Reliability of OverSky Jailbreak tool among the jailbreak lovers
Lots of Jailbreak lovers are aware of every new release related to jailbreak just like this tool. Most of them say that this tool is fake. Few of them trust this. Actually it has some doubt to trust, when comparing all the information about the Flying JB tool. These info got from the jailbreak users to prove it. So, following screenshots witnesses for that.
- Users are well known about this jailbreak.
- Excited comment from excited user.
- It has been given an excellent explanation from a Flying JB tool lover for another user, who claims this tool is fake.
- Some negative thinking about this tool.
- One of the users has given positive comments about the tool.
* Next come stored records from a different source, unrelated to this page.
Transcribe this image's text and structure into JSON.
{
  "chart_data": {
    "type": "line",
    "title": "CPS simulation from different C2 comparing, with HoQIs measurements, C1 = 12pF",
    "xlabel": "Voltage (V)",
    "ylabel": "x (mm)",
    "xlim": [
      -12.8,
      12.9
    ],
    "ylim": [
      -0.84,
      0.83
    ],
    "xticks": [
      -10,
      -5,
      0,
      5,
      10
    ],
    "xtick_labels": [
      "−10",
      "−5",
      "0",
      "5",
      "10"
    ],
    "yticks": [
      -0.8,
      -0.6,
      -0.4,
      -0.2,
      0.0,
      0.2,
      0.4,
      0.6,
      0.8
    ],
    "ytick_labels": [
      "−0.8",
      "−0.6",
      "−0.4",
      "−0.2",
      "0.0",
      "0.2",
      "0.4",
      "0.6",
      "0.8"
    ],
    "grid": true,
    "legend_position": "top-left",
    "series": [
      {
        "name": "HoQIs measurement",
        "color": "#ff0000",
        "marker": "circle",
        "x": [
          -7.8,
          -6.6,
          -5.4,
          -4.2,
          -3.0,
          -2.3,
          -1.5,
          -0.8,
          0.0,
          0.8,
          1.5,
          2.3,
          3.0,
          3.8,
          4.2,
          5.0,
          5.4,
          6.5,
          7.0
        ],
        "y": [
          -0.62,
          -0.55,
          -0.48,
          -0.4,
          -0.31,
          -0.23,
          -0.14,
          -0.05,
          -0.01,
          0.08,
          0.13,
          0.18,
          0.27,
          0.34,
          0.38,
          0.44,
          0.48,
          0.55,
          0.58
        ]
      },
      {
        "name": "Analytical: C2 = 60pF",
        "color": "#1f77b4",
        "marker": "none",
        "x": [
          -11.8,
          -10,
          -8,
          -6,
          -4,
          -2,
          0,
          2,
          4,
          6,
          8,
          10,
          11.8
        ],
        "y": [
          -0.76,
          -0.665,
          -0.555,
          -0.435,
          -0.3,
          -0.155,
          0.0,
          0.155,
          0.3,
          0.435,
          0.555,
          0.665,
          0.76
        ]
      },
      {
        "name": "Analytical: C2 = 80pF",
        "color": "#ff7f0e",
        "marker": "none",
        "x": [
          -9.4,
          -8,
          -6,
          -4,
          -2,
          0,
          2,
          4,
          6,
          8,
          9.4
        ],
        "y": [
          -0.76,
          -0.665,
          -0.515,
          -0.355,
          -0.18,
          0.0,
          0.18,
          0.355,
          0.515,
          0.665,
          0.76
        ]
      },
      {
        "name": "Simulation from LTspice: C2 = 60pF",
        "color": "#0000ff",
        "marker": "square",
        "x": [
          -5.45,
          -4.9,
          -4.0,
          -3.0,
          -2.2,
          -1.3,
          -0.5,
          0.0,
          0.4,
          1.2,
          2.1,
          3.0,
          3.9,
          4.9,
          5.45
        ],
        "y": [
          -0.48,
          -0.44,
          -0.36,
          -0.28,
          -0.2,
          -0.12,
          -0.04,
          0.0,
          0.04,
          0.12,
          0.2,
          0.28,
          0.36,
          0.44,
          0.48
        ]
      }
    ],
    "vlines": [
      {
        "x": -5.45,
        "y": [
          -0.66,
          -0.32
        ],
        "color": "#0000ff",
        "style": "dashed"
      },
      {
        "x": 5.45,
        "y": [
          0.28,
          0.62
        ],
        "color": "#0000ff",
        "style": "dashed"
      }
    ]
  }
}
- One user reveals one of the fake Flying JB twitter accounts. Actually it is not an official account. Min Zheng also informs it via his twitter account. see the following picture to know Min Zheng’s announcement.
When comparing Flying JB with TaiG jailbreak, PP Jailbreak and also Pangu jailbreak, it is not sure about JB tool release of this in the future. At least jailbreak possibility proven also is in zero marks, when comparing with the iH8sn0w jailbreak, i0n1c jailbreak.
Jailbreak App Installers
Jailbreak app installation methods available for latest iOS versions. Dev Code extraction method is one of the best jailbreak app installation methods for iOS 12 to iOS 12.1.4 versions. UDID registration method also installs Jailbreak apps up to iOS iOS 11.4.1 version. So far these methods are the best jailbreak app installation methods for latest iOS versions.
Saigon jailbreak tool released to jailbreak iOS 10.2.1 version. Saigon is developed by Abraham Masri (iabem97/cheesecakeufo), and It is a semi-untethered jailbreak method.Saigon does not use new exploits and only chains together triple_fetch exploit+ziVA exploit+extra_recipe exploits to jailbreak your device.
KeenLab proved iOS Jailbreak possibility for many iOS versions as follows so far.
Jailbreak iOS 12.2 on iPhone XS Max at InfiltrateCon 2019
iOS 12.1 jailbreak on iPhone Xs at PoC 2018
iOS 12 Jailbreak on iPhone Xat RECon conference
iOS 11.3.1 Jailbreak using iPhone X at InfiltrateCon 2018
iOS 11.1.1 jailbreak at PoC 2017
Jailbreak iOS 11 beta 2 on iPhone 7, Jailbreak iOS 10.3.2 on iPhone 6 & Jailbreak iOS 10.3.2 on iPhone 7 on MOSEC 2017
However they have not released a public tool yet & it has many jailbreak tools for these versions now.
Phoenix jailbreak released jailbreak tool for iOS 9.3.5 running 32-bit devices. This is a semi-untethered jailbreak, and both online, and pc required jailbreak method available with this tool.